Bundeswehr fehlen Soldaten: Braucht es wieder eine Wehrpflicht?
Bis 2031 soll die Streitmacht der Bundeswehr auf 203.000 Soldatinnen und Soldaten anwachsen. Doch die Truppe altert und schrumpft. Zehntausende Kräfte fehlen. Braucht es wieder eine Wehrpflicht oder nicht?
Oberfeldwebel Selina führt bei einer Übung auf dem Truppenübungsplatz im niedersächsischen Munster ihre Kameraden. Seit 2017 ist sie bei der Bundeswehr - eine Soldatin aus Überzeugung. "Auch wenn es ein bisschen glorifizierend klingt, meiner Meinung nach ist das ein Beruf, der besonders ist", sagt sie. "Das sind Menschen, die alles, was wir hier haben, was wir aufgebaut haben in irgendeiner Art und Weise beschützen."

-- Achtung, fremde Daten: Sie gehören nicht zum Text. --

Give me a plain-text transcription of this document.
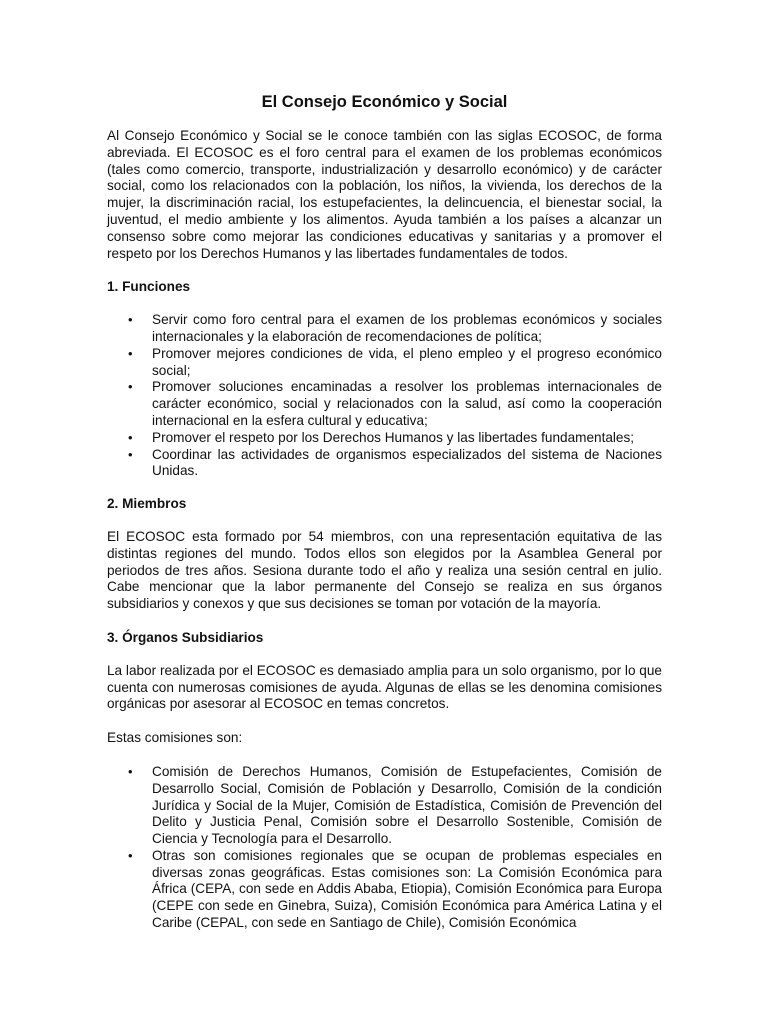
El Consejo Económico y Social

Al Consejo Económico y Social se le conoce también con las siglas ECOSOC, de forma abreviada. El ECOSOC es el foro central para el examen de los problemas económicos (tales como comercio, transporte, industrialización y desarrollo económico) y de carácter social, como los relacionados con la población, los niños, la vivienda, los derechos de la mujer, la discriminación racial, los estupefacientes, la delincuencia, el bienestar social, la juventud, el medio ambiente y los alimentos. Ayuda también a los países a alcanzar un consenso sobre como mejorar las condiciones educativas y sanitarias y a promover el respeto por los Derechos Humanos y las libertades fundamentales de todos.

1. Funciones
• Servir como foro central para el examen de los problemas económicos y sociales internacionales y la elaboración de recomendaciones de política;
• Promover mejores condiciones de vida, el pleno empleo y el progreso económico social;
• Promover soluciones encaminadas a resolver los problemas internacionales de carácter económico, social y relacionados con la salud, así como la cooperación internacional en la esfera cultural y educativa;
• Promover el respeto por los Derechos Humanos y las libertades fundamentales;
• Coordinar las actividades de organismos especializados del sistema de Naciones Unidas.
2. Miembros

El ECOSOC esta formado por 54 miembros, con una representación equitativa de las distintas regiones del mundo. Todos ellos son elegidos por la Asamblea General por periodos de tres años. Sesiona durante todo el año y realiza una sesión central en julio. Cabe mencionar que la labor permanente del Consejo se realiza en sus órganos subsidiarios y conexos y que sus decisiones se toman por votación de la mayoría.

3. Órganos Subsidiarios

La labor realizada por el ECOSOC es demasiado amplia para un solo organismo, por lo que cuenta con numerosas comisiones de ayuda. Algunas de ellas se les denomina comisiones orgánicas por asesorar al ECOSOC en temas concretos.

Estas comisiones son:

• Comisión de Derechos Humanos, Comisión de Estupefacientes, Comisión de Desarrollo Social, Comisión de Población y Desarrollo, Comisión de la condición Jurídica y Social de la Mujer, Comisión de Estadística, Comisión de Prevención del Delito y Justicia Penal, Comisión sobre el Desarrollo Sostenible, Comisión de Ciencia y Tecnología para el Desarrollo.
• Otras son comisiones regionales que se ocupan de problemas especiales en diversas zonas geográficas. Estas comisiones son: La Comisión Económica para África (CEPA, con sede en Addis Ababa, Etiopia), Comisión Económica para Europa (CEPE con sede en Ginebra, Suiza), Comisión Económica para América Latina y el Caribe (CEPAL, con sede en Santiago de Chile), Comisión Económica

20.000 Soldatinnen und Soldaten fehlen der Bundeswehr
Wie Feldwebel Selina denken längst nicht alle. Die Bundeswehr hat ein Personalproblem: Für das Ziel einer Streitmacht von 203.000 Soldatinnen und Soldaten fehlen noch 20.000. Ein Problem sei die Rekrutierung von Fachkräften, sagt Nicole Schilling. Sie ist Generalstabsarzt und damit die ranghöchste Soldatin der Bundeswehr und Vizepräsidentin des Bundesamtes für Personalmanagement der Bundeswehr in Köln. "Ganz praktisch gesagt, tun wir uns da schwer, wo sich auch alle anderen Mitbewerber schwertun, zum Beispiel wenn es um die Gesellen- und Meisterebene geht", erklärt sie. "Wenn man in die Logistikbranche möchte, dann muss man nicht Soldat werden. Wenn man IT-Fachkraft werden möchte, dann gibt es genug Möglichkeiten auf dem zivilen Arbeitsmarkt. Das Gleiche gilt für Gesundheitsfachberufe und für technisches Personal."

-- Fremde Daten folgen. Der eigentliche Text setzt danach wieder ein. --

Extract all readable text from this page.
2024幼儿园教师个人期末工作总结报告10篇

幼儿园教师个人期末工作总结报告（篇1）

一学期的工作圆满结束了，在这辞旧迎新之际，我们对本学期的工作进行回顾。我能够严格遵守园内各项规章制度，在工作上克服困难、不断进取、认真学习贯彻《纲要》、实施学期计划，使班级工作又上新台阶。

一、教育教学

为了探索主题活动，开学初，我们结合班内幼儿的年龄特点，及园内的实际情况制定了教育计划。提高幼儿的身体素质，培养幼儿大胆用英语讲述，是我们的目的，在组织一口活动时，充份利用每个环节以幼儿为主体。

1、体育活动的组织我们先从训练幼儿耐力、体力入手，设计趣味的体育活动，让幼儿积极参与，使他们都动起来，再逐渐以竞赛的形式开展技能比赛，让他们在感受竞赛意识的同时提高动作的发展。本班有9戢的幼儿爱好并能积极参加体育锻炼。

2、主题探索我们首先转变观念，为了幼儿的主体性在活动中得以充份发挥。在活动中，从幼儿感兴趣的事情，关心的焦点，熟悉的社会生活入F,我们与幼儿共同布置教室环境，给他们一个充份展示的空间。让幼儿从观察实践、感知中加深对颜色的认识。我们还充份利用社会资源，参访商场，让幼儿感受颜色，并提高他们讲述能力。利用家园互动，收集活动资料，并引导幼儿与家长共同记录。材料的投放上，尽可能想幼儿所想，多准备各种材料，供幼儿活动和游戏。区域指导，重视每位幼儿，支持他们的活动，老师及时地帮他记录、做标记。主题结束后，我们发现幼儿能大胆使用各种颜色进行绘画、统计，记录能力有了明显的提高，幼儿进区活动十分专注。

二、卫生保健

Bei Fachkräftebedarf auf Freiwilligkeit angewiesen
Eine Wehrpflicht könne man zwar diskutieren, sagt sie. Den Fachkräftemangel bei der Bundeswehr könne diese allein aber auch nicht lösen: "Die Wehrpflicht hat in der Vergangenheit ihren Beitrag geleistet, dass junge Menschen die Bundeswehr kennengelernt haben und sich dann dafür entscheiden konnten, auch länger Ihren Dienst zu verrichten. Aber gerade für den für uns schwierigen Fachkräftebedarf sind wir tatsächlich auf Freiwilligkeit angewiesen."

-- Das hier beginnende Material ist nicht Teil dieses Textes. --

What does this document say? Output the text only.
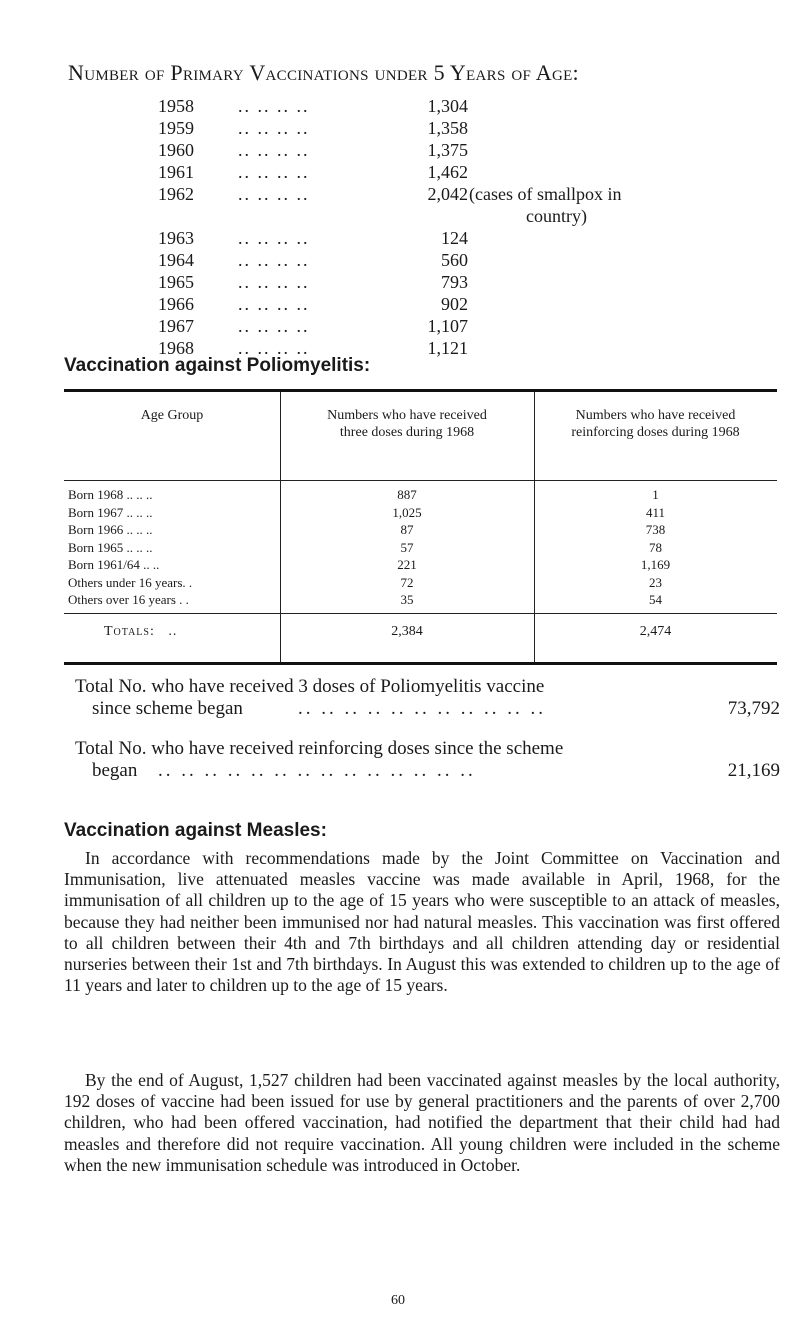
Number of Primary Vaccinations under 5 Years of Age:
1958 .. .. .. ..	1,304
1959 .. .. .. ..	1,358
1960 .. .. .. ..	1,375
1961 .. .. .. ..	1,462
1962 .. .. .. ..	2,042 (cases of smallpox in
country)
1963 .. .. .. ..	124
1964 .. .. .. ..	560
1965 .. .. .. ..	793
1966 .. .. .. ..	902
1967 .. .. .. ..	1,107
1968 .. .. .. ..	1,121
Vaccination against Poliomyelitis:
Age Group	Numbers who have received
three doses during 1968
Numbers who have received
reinforcing doses during 1968
Born 1968 .. .. ..	887	1
Born 1967 .. .. ..	1,025	411
Born 1966 .. .. ..	87	738
Born 1965 .. .. ..	57	78
Born 1961/64 .. ..	221	1,169
Others under 16 years. .	72	23
Others over 16 years . .	35	54
Totals: ..	2,384	2,474
Total No. who have received 3 doses of Poliomyelitis vaccine
since scheme began	.. .. .. .. .. .. .. .. .. .. ..	73,792
Total No. who have received reinforcing doses since the scheme
began .. .. .. .. .. .. .. .. .. .. .. .. .. ..	21,169
Vaccination against Measles:
In accordance with recommendations made by the Joint Committee on Vaccination and Immunisation, live attenuated measles vaccine was made available in April, 1968, for the immunisation of all children up to the age of 15 years who were susceptible to an attack of measles, because they had neither been immunised nor had natural measles. This vaccination was first offered to all children between their 4th and 7th birthdays and all children attending day or residential nurseries between their 1st and 7th birthdays. In August this was extended to children up to the age of 11 years and later to children up to the age of 15 years.
By the end of August, 1,527 children had been vaccinated against measles by the local authority, 192 doses of vaccine had been issued for use by general practitioners and the parents of over 2,700 children, who had been offered vaccination, had notified the department that their child had had measles and therefore did not require vaccination. All young children were included in the scheme when the new immunisation schedule was introduced in October.
60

Laut Schilling habe die Bundeswehr mehr als 100.000 Menschen für zivile und vor allem militärische Aufgaben in den vergangenen fünf Jahren eingestellt. Demgegenüber stehen aber immer kürzere Verpflichtungszeiten bei Zeitsoldaten - und auch eine hohe Abbrecherquote. Von allen im Jahr 2023 eingestellten Soldatinnen und Soldaten sind laut Wehrbericht bis zum Jahresende über 4.000 wieder ausgeschieden - innerhalb der ersten sechs Monate. Das ist mehr als jeder Fünfte.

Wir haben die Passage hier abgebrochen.